On the other hand, in order for this to work, we need to be able to regard (at least some of) the surprising, unexpected or quirky citizen inputs as successes for the system that attracted them, rather than failures. We can already find out what the median voter thinks, without all these fancy new systems, and in any case, his or her opinion is unlikely to add new or unexpected value to the policy process.

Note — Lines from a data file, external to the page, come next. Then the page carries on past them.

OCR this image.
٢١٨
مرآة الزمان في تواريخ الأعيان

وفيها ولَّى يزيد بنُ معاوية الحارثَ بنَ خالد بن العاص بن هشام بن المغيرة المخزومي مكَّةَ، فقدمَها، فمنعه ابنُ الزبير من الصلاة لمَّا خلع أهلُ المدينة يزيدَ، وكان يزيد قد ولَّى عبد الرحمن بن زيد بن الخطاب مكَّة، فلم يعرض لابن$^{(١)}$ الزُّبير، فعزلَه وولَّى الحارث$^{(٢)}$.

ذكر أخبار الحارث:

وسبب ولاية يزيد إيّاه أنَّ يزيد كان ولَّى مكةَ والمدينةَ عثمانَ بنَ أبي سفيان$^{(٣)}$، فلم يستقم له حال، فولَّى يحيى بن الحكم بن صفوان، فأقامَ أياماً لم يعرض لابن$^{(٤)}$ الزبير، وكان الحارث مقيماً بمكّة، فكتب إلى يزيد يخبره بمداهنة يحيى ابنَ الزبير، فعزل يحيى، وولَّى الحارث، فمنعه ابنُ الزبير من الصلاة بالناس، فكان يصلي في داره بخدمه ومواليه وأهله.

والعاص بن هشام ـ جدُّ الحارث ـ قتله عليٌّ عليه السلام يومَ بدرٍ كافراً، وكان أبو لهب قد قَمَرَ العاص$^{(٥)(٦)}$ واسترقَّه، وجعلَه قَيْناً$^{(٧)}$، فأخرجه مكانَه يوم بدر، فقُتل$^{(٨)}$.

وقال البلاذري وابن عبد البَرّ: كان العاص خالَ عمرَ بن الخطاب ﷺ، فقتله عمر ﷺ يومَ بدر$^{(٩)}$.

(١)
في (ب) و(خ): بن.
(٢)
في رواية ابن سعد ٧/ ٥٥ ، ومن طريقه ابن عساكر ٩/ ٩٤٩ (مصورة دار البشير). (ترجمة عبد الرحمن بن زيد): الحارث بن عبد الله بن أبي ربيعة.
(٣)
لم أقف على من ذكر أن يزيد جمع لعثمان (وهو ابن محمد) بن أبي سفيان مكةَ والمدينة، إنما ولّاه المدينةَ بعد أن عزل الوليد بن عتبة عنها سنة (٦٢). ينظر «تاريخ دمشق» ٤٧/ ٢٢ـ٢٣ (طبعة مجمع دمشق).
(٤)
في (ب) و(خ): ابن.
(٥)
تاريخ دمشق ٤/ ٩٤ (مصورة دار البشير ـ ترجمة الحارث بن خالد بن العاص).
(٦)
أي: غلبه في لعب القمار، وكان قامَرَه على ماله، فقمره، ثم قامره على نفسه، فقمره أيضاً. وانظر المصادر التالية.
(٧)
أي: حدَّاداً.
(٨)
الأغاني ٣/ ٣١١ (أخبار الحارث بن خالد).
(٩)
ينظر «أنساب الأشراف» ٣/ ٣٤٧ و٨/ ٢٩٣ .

Obamacto.org, a potential model for external sites that gather citizen input for government, has a leaderboard of suggested priorities for the new CTO, voted up by visitors to the site. The first three suggestions are net neutrality regulation, Patriot Act repeal and DMCA repeal—unsurprising major issues. Arguably, if enough people took part in the online voting, there would be some value in knowing how the online group had prioritized these familiar requests. But with the fourth item, things get interesting: it reads “complete the job on metrication that Ronald Reagan defunded.”

On the one hand, my first reaction to this is to laugh: Regardless of whether or not moving to the metric system would be a good idea, it’s something that doesn’t have nearly the political support today that would be needed in order for it to be a plausible priority for Obama’s CTO. Put another way, there’s no chance that persuading America to do this is the best use of the new administration’s political capital.

On the other hand, maybe that’s what these sorts of online fora are for: Changing which issues are on the table, and how we think about them. The netroots turned net neutrality into a mainstream political issue, and for all I know they (or some other constellation of political forces) could one day do the same for the drive to go metric.

Readers, commenters: What do you think? Are quirky inputs like the suggestion that Obama’s CTO focus on metrication a hopeful sign for the value new deliberative technologies can add in the political process? Or, are they a sign that we haven’t figured out how these technologies should work or how to use them?